Last weekend I went to a session with that quick-witted word-sorceress
Liz Gilbert (#fangirlmoment) at the Sydney Opera House, as part of a
series of talks to celebrate International Women’s Day. If you follow Liz on
Facebook or have seen her inspiring TED talk about creativity you’ll know this
bestselling author has made it her mission to inspire everyone to “get out of
your own way” when it comes to unleashing the creative being that lies within all
of us.*
It’s a worthy mission. In our haste to increase our
incomes, enhance our love lives, climb the career ladder and just cope with the
busyness of life, the desire to indulge our creativity tends to fall by the
wayside. But it’s not an indulgence at all.
Even if you don’t want to win the Archibald Prize for
portraiture or write the next Fifty
Shades of Grey (please don’t; the literary world deserves better), spending
more time being creative can have some pretty awesome flow-on effects – greater
happiness and a sense of purpose being chief among them. It also keeps you
focused – especially if you have a ‘1’ in your numerology, like I do. Liz says
that if she doesn’t have a creative project on the go, she starts destroying
relationships with those around her. Ouch! “A creative mind is like a border
collie. If you don’t give it a job to do, it will find a job – and you won’t
like the job it finds for itself,” she explains.

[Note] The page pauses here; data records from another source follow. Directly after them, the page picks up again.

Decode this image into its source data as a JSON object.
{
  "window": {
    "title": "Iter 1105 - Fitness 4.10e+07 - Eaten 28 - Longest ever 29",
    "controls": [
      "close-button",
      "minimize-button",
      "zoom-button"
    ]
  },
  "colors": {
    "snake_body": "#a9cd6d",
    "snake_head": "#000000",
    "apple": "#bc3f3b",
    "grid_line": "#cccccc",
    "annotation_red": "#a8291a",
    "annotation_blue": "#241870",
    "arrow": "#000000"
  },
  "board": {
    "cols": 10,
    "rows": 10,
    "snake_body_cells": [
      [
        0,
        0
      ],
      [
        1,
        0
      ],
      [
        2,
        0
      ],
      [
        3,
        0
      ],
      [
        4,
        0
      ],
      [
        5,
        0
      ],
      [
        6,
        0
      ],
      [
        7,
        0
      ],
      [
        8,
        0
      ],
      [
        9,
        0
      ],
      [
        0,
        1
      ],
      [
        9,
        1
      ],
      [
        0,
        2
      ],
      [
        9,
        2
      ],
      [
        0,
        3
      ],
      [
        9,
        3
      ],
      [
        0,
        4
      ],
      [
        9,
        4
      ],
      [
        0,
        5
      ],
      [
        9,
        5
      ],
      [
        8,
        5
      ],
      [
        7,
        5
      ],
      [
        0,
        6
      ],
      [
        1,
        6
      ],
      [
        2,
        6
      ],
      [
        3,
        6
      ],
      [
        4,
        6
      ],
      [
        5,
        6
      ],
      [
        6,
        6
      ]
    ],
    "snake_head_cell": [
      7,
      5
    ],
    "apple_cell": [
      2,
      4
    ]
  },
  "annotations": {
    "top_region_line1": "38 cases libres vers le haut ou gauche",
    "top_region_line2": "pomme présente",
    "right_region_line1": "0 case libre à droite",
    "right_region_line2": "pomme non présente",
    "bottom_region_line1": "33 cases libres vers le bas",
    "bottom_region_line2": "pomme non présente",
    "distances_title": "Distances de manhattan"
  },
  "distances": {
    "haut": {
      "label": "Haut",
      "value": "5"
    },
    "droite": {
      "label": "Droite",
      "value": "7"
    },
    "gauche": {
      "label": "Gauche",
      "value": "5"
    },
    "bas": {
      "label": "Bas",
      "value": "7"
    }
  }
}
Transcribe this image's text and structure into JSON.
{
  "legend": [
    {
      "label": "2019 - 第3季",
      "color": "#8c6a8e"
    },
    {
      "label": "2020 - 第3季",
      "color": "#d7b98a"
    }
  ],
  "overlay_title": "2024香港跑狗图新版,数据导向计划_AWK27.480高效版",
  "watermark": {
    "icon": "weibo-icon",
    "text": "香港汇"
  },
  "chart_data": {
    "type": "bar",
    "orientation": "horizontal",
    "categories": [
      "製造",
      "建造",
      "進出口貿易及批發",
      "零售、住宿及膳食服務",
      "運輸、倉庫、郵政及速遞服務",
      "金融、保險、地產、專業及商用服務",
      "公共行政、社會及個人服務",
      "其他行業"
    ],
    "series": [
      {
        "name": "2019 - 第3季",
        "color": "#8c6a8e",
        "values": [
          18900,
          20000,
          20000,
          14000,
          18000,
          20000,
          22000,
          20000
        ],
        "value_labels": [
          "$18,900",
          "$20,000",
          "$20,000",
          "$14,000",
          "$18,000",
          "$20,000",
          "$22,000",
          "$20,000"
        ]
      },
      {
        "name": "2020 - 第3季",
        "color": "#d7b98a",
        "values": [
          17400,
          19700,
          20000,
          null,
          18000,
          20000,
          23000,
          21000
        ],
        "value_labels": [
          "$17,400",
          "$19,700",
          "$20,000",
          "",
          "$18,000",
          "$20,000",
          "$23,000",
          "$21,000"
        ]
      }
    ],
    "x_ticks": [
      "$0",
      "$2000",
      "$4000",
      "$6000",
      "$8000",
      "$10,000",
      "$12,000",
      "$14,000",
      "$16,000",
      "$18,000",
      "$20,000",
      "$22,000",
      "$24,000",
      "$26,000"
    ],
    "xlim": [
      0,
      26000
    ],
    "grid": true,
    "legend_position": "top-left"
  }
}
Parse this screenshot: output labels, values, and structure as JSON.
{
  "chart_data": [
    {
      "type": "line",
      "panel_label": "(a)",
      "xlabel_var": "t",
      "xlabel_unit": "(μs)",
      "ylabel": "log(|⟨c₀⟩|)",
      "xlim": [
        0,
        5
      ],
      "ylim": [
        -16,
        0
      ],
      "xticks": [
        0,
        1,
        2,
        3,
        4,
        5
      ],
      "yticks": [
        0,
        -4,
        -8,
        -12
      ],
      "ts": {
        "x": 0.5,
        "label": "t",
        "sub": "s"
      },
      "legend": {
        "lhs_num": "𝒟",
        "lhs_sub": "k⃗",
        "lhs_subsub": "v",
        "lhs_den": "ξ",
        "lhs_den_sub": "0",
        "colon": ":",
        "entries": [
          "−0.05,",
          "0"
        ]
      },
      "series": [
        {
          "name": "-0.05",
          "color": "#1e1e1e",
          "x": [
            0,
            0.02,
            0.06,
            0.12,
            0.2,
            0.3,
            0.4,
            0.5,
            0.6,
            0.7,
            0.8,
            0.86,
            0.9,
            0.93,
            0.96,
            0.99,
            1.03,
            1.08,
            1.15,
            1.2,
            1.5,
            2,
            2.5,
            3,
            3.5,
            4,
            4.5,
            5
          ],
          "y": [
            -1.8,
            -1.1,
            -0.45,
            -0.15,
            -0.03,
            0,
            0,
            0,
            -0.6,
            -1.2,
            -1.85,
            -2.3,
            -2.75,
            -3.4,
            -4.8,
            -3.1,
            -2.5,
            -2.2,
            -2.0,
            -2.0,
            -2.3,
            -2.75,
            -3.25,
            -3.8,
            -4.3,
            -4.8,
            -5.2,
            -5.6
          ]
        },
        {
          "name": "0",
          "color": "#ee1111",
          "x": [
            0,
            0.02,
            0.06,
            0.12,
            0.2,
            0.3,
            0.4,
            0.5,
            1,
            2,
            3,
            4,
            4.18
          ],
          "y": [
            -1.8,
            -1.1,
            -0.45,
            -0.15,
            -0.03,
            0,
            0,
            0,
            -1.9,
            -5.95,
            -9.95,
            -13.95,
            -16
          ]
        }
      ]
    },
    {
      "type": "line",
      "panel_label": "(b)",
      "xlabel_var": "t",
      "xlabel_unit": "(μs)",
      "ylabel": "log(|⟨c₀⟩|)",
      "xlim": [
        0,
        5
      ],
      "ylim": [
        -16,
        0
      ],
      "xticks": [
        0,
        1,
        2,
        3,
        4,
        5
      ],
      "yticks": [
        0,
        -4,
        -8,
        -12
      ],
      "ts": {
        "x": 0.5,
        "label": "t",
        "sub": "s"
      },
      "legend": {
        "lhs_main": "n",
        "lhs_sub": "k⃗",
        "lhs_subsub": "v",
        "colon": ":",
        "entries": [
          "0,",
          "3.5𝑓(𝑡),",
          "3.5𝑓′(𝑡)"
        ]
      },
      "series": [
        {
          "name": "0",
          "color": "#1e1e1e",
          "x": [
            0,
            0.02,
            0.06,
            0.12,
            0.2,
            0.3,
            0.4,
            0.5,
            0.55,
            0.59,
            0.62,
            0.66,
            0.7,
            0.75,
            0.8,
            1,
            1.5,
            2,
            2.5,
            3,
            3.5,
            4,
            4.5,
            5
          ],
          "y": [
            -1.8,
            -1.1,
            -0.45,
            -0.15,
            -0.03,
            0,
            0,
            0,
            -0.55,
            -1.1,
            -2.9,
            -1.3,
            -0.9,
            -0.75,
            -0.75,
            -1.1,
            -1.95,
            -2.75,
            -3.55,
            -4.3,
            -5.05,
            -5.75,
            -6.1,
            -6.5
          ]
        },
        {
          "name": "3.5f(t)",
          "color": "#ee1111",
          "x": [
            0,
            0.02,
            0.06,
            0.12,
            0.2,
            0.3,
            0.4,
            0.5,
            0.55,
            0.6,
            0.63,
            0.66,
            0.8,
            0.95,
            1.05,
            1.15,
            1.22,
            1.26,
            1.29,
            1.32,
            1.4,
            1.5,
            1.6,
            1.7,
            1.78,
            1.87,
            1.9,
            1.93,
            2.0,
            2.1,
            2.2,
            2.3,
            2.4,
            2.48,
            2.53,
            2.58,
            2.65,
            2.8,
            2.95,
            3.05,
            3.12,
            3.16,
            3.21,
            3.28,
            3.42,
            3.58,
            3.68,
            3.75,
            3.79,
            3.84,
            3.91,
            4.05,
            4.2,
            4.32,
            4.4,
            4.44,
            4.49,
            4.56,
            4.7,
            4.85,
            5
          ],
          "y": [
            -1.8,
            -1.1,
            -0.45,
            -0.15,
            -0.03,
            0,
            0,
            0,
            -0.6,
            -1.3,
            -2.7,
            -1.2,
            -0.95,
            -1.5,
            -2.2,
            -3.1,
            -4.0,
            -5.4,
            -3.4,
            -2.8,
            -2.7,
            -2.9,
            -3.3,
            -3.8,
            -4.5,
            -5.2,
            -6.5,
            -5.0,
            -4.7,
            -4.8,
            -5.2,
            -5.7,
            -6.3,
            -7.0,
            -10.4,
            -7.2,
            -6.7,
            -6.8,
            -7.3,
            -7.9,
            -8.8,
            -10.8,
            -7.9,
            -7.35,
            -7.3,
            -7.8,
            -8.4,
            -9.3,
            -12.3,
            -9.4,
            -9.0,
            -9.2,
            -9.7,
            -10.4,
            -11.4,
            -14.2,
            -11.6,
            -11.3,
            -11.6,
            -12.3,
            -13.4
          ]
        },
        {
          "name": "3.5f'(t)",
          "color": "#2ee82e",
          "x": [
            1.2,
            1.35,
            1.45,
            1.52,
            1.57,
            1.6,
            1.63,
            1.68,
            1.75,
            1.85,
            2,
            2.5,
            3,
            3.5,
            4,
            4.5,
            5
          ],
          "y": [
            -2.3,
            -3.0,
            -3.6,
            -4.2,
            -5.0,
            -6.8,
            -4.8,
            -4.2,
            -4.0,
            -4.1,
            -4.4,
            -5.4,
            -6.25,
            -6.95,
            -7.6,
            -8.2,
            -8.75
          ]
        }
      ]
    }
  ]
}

The benefits of creativity are not in creating a one-of-a-kind,
precious product, they're in the process of creating. And it’s not just about art,
drama or writing. Raising children is a creative endeavour and so too are
exercise, cooking and reading.
There are myriad reasons most people put off that creative project
they’ve long been dreaming of. Here is a small selection Liz mentioned in her talk:
- Someone else is already doing this (or: EVERYONE else is already doing this)
- I haven’t got the time/money/energy
- I’m no good at this
- There’s no point
- I’m not ready
- I’m too fat (WTF? Apparently this is an actual reason people give)
All of these are just excuses we create because we’re
deeply afraid we’re not good enough, which is a common fear. But it's something we have to learn to get past. Creativity requires
us to reach beyond our safety zone, which is something the subconscious regards
as very, very dangerous. “Fear will always be provoked by creativity, because
creativity asks us to enter into realms of uncertain outcomes,” Liz says. And that,
of course, is when growth, both creative and emotional, happens.
Liz’s approach is not to try and eliminate Fear**
completely – because it never goes away, ever – but to accommodate it, then
ignore it and go ahead and follow the creative path anyway. Without that
strategy she might never have had such a remarkable career. She tells Fear: “You
get a vote, but you do not get a voice.”
I went home after this talk and dug out the short
stories I had abandoned late last year because I thought they were shit. They may
well be shit but as Liz has reminded me, there’s every reason to keep going
with them, if for no other benefit than the joy of the process.
*I’ve
written about this before; read my previous post here.
**Eagle-eyed
readers will notice I always capitalise Fear. There’s a reason for that. my
experience of Fear is that it is powerful it has often stood over me like a
bully, so that’s why I personify it.